Analysing free-text answers
Open questions give the most valuable and the least convenient material: a hundred lines of text that appear in the report as a plain list. The job is to turn them into a few themes with numbers.
Reply to the person in the language they write in.
Collect
get_quiz_report_inputs — all text answers for one question. If several questions
have text, take them one at a time: mixing answers to different questions produces
mush.
To filter first, use get_quiz_report, then pull texts for the selected responses.
Analyse
- Extract themes by meaning, not by wording: "waited long", "waited forty minutes" and "the queue" are one theme.
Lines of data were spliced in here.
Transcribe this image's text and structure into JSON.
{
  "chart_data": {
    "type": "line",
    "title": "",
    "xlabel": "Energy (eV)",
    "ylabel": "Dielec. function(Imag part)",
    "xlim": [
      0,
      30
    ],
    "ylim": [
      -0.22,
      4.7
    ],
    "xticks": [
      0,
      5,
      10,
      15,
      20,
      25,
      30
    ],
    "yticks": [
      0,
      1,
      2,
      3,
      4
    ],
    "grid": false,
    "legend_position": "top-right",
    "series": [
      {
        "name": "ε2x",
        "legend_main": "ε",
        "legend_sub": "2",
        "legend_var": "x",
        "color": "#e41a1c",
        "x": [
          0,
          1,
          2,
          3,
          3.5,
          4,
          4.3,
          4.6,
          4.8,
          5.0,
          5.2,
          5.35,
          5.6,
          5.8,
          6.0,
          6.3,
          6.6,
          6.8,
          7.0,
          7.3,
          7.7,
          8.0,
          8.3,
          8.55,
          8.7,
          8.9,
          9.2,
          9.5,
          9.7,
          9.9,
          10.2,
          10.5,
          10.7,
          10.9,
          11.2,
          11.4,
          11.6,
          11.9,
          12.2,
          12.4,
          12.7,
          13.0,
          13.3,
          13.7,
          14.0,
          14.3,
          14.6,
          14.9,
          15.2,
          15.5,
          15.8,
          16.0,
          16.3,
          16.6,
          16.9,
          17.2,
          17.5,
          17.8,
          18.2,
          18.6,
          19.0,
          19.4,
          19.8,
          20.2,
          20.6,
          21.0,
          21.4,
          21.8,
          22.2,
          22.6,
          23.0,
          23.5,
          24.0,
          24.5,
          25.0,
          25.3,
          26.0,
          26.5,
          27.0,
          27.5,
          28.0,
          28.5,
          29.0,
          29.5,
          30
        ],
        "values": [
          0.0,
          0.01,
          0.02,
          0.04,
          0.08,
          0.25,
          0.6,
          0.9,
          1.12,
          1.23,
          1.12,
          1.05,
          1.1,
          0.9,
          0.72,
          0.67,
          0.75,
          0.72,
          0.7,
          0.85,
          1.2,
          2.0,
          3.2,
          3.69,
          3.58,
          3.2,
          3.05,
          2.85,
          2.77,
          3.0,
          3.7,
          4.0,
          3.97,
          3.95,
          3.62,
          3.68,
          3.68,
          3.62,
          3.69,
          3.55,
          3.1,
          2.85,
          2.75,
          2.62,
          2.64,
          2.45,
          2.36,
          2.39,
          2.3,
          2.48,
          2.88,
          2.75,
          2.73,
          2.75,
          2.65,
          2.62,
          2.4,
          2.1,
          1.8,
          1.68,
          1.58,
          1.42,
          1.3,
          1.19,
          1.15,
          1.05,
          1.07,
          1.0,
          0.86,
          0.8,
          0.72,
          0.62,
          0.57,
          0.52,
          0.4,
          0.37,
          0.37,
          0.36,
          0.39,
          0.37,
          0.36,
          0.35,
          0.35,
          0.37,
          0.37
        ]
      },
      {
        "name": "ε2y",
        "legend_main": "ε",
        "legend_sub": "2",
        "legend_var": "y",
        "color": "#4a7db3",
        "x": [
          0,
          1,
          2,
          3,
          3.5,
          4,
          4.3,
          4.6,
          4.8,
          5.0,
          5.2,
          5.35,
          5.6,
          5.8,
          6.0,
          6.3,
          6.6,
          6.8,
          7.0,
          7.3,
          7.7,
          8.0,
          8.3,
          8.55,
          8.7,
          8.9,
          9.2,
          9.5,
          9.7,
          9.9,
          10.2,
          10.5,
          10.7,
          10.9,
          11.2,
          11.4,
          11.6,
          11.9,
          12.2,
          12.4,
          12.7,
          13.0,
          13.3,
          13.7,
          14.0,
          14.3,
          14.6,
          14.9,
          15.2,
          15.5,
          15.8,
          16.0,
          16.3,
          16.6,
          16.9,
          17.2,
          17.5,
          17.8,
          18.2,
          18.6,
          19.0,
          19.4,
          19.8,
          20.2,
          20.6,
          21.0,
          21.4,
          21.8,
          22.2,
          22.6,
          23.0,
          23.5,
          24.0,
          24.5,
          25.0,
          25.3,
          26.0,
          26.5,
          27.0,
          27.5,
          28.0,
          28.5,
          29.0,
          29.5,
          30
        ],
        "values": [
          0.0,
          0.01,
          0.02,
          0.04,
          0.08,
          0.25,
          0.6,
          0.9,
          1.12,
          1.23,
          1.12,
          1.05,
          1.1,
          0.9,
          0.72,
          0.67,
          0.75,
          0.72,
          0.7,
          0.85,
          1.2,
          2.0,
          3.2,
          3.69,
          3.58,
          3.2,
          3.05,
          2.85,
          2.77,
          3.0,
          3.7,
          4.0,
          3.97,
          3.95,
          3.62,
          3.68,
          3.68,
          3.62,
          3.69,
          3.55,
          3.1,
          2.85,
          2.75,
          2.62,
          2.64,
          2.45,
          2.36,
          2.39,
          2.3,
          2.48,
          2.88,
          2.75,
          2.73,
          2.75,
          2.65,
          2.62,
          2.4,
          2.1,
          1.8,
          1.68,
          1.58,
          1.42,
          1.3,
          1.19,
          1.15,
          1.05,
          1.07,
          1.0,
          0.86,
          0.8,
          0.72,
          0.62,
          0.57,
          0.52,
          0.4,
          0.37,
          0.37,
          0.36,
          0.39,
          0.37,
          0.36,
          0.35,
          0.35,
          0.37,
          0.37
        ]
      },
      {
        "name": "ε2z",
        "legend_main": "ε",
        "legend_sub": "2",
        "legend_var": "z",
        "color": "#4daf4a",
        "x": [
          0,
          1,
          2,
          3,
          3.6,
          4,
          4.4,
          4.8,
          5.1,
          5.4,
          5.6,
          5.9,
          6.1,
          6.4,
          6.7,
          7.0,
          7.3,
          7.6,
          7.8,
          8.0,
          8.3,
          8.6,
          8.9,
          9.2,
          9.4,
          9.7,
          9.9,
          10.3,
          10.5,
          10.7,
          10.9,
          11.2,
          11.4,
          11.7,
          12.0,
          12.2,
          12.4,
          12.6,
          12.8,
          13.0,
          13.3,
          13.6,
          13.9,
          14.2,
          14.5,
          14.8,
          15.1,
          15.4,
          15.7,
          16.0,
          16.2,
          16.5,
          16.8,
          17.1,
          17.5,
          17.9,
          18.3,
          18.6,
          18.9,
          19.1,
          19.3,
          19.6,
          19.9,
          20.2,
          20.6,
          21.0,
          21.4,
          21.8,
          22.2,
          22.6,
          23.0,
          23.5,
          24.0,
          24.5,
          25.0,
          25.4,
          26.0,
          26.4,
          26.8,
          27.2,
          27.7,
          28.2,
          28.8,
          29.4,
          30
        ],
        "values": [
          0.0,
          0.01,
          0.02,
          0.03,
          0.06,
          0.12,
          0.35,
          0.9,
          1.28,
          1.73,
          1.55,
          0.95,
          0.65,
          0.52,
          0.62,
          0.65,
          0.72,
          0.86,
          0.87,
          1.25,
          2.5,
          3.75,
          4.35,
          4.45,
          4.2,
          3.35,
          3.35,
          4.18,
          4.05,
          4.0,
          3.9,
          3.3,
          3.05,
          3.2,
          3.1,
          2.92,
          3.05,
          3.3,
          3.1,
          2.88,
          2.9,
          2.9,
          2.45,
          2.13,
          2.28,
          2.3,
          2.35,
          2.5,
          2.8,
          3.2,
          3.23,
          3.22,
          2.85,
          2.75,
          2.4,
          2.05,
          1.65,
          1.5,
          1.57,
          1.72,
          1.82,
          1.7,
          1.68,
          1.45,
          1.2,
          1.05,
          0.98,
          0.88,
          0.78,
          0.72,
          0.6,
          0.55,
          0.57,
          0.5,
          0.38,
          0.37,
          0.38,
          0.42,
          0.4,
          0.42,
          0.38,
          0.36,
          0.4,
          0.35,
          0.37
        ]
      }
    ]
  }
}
- Count. How many answers per theme and what share of those who answered.
- Separate the empty ones. "No", "all fine", "-" form a "no content" group: do not theme them, but do not hide them either — the size says something.
- Pick quotes. One or two per theme, verbatim, the most characteristic.
- Note sentiment where it is distinguishable: one theme can carry different attitudes.
How to present
Themes by descending frequency. For each: a theme name in your own words, the count, the share, one quote.
At the end: the two or three themes that recur most, which is what is worth acting on.
Honesty rules
- Do not invent themes. If the answers do not group, say so.
- Do not bend results to expectations. If they expected price complaints and people write about deadlines, report deadlines.
- Quote verbatim, typos included: a tidied quote stops being evidence.
- Do not conclude from five answers. Say the data is thin.
What not to do
- Do not mix answers to different questions in one analysis.
- Do not surface quotes containing personal data — strip phone numbers and names out of the quote.
- Do not suggest a plan upgrade or lead to payment. If a limit is hit, state the fact and stop.